Gospel Music Culture
Gospel music culture often refers to the Christian music that sprung from the early African American church, which was later adopted by most modern churches and influenced a lot of gospel and R&B singers. Gospel music culture is known for its unique beats and the contagious tempos that will have people swaying and dancing along with the choir. Spiritual music is primarily influenced by African music brought by African slaves. The use of the drum, dance and clapping distinguish gospel songs from other forms of music. Gospel music culture experienced a moment of repression in the early years of slavery where most slave owners separated their slaves from each other in order to make integration to the new culture easier. However, slaves found a way to practice their music, which was perhaps the only thing they had in common that they could remember, whether it was singing and dancing after work or at night, in places where they would not be easily heard by their owners. Owners later realized that slaves were more efficient if they were allowed to sing. This led to an infusion of African music with the traditions of Christian religion and the English language that formed the foundations of gospel song.
Slaves developed work songs, which they sang while laboring out on the fields. As they got more Christianized the songs evolved into something more that held a deeper Biblical context while preserving the message of the harshness of life and labor and oppression under their White owners. Gospel music culture began to evolve even more when slaves began to gather in congregations in tents after work to hear the gospel being preached. There they learned about the old classic Christian hymns that they would later infuse with the musical techniques that they brought with them from Africa. Improvisations of old ad classic hymns led to totally different songs and new arrangements for the hymns.
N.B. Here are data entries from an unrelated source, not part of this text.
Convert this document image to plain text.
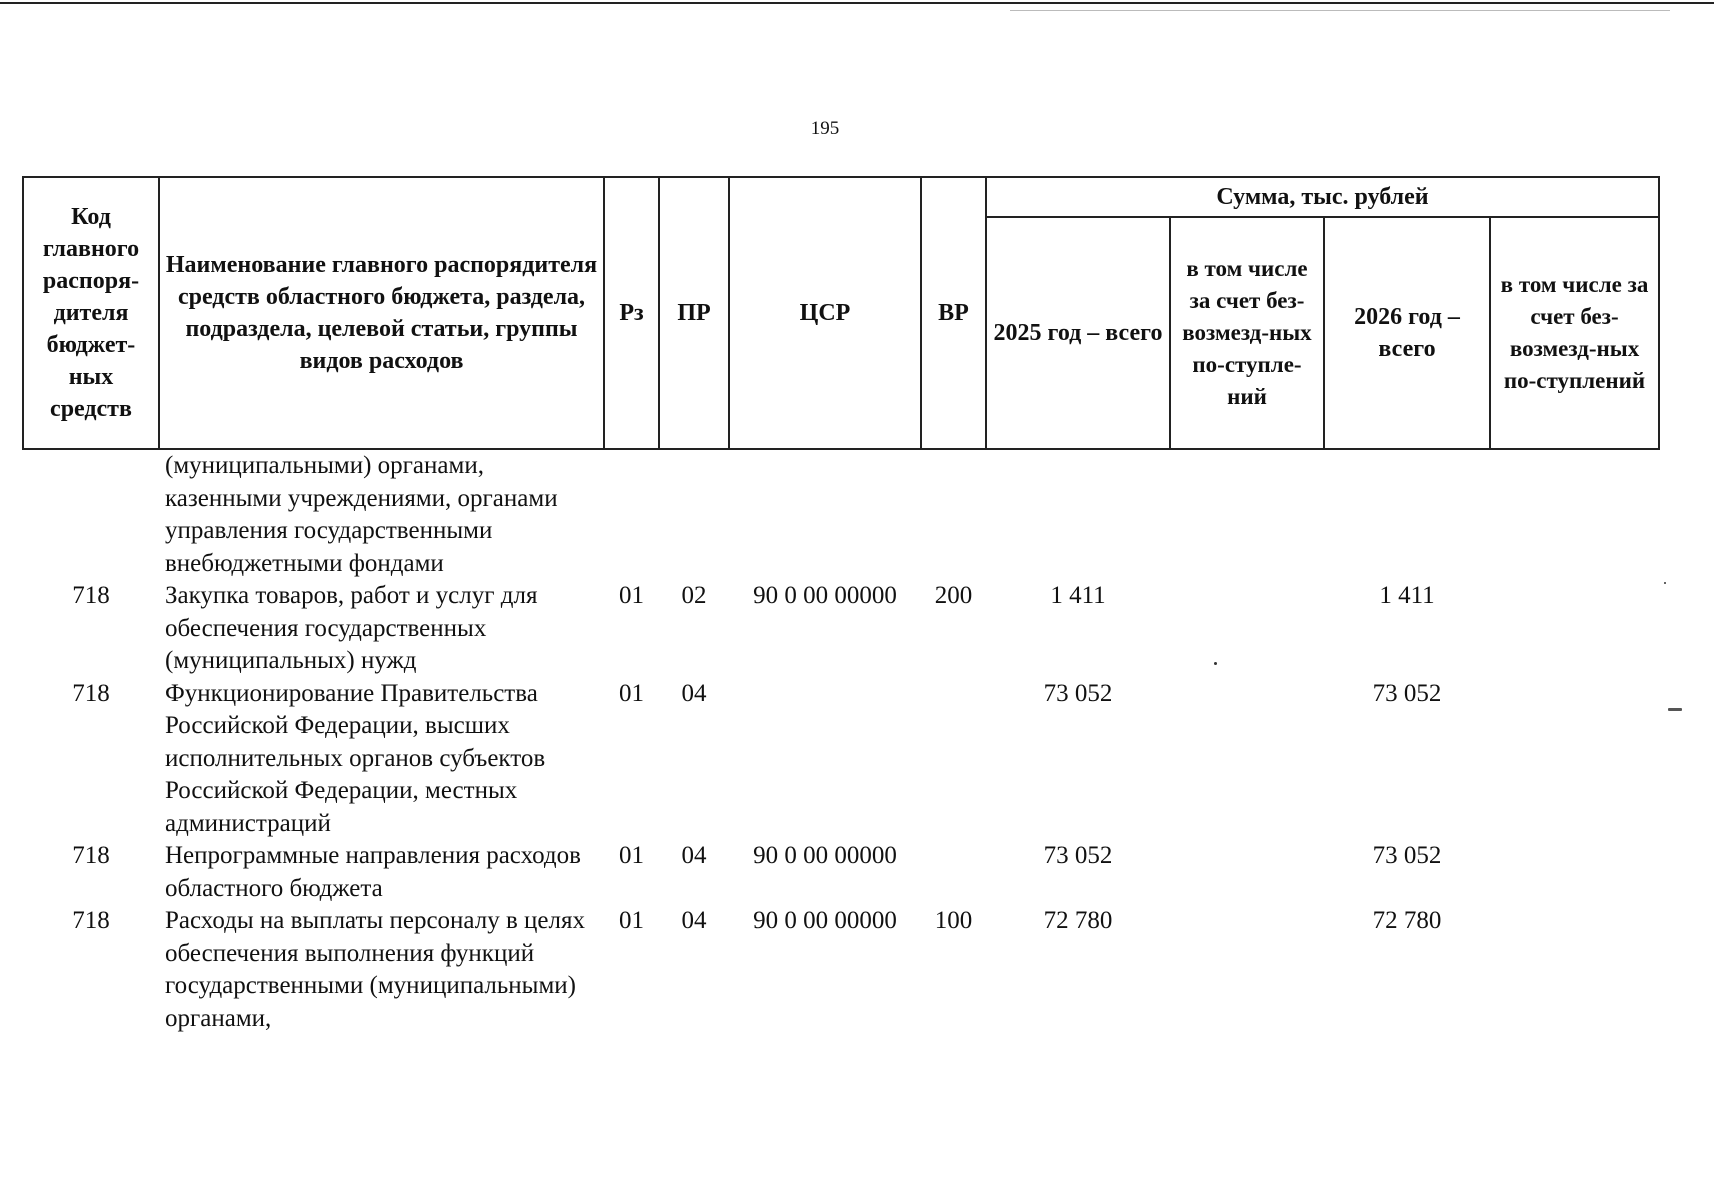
195
Код главного распоря-дителя бюджет-ных средств	Наименование главного распорядителя средств областного бюджета, раздела, подраздела, целевой статьи, группы видов расходов	Рз	ПР	ЦСР	ВР	Сумма, тыс. рублей			
						2025 год – всего	в том числе за счет без-возмезд-ных по-ступле-ний	2026 год – всего	в том числе за счет без-возмезд-ных по-ступлений
	(муниципальными) органами, казенными учреждениями, органами управления государственными внебюджетными фондами								
718	Закупка товаров, работ и услуг для обеспечения государственных (муниципальных) нужд	01	02	90 0 00 00000	200	1 411		1 411	
718	Функционирование Правительства Российской Федерации, высших исполнительных органов субъектов Российской Федерации, местных администраций	01	04			73 052		73 052	
718	Непрограммные направления расходов областного бюджета	01	04	90 0 00 00000		73 052		73 052	
718	Расходы на выплаты персоналу в целях обеспечения выполнения функций государственными (муниципальными) органами,	01	04	90 0 00 00000	100	72 780		72 780	
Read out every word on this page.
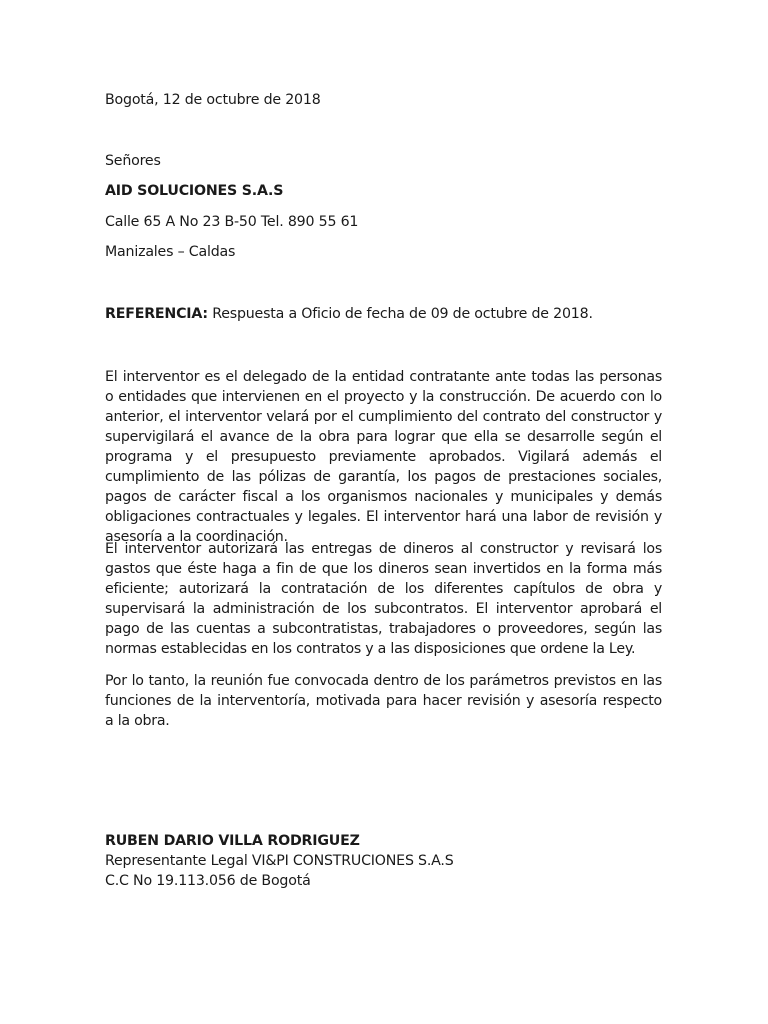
Bogotá, 12 de octubre de 2018
Señores
AID SOLUCIONES S.A.S
Calle 65 A No 23 B-50 Tel. 890 55 61
Manizales – Caldas
REFERENCIA: Respuesta a Oficio de fecha de 09 de octubre de 2018.
El interventor es el delegado de la entidad contratante ante todas las personas o entidades que intervienen en el proyecto y la construcción. De acuerdo con lo anterior, el interventor velará por el cumplimiento del contrato del constructor y supervigilará el avance de la obra para lograr que ella se desarrolle según el programa y el presupuesto previamente aprobados. Vigilará además el cumplimiento de las pólizas de garantía, los pagos de prestaciones sociales, pagos de carácter fiscal a los organismos nacionales y municipales y demás obligaciones contractuales y legales. El interventor hará una labor de revisión y asesoría a la coordinación.
El interventor autorizará las entregas de dineros al constructor y revisará los gastos que éste haga a fin de que los dineros sean invertidos en la forma más eficiente; autorizará la contratación de los diferentes capítulos de obra y supervisará la administración de los subcontratos. El interventor aprobará el pago de las cuentas a subcontratistas, trabajadores o proveedores, según las normas establecidas en los contratos y a las disposiciones que ordene la Ley.
Por lo tanto, la reunión fue convocada dentro de los parámetros previstos en las funciones de la interventoría, motivada para hacer revisión y asesoría respecto a la obra.
RUBEN DARIO VILLA RODRIGUEZ
Representante Legal VI&PI CONSTRUCIONES S.A.S
C.C No 19.113.056 de Bogotá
A large part of gospel music employs the call and response technique, which is a technique between the soloist and the congregation. This is a direct influence of African music that was carried over to America by the slaves. The soloist was allowed to improvise with the text and the melody of the song during the call and response technique.
Gospel music began with Thomas A. Dorsey, considered to be the Father of Gospel Music who composed such gospel landmarks as “There Will Be Peace in the Valley.” Dorsey was a consummate musician who often played the blues and performed with Bessie Smith and Ma Rainey. Attending the gatherings of the National Baptist Convention led him to change his music preferences and he started writing gospel songs, among them “If You See My Savior”.
Spiritual songs gained little importance prior to the civil war. After the war ended new interest in gospel songs flourished and the music slowly started to gain recognition outside of the slave circles. The abolishment of the slavery helped paved the way for the popularity of gospel music culture because by then slaves were allowed to sing their gospel music freely.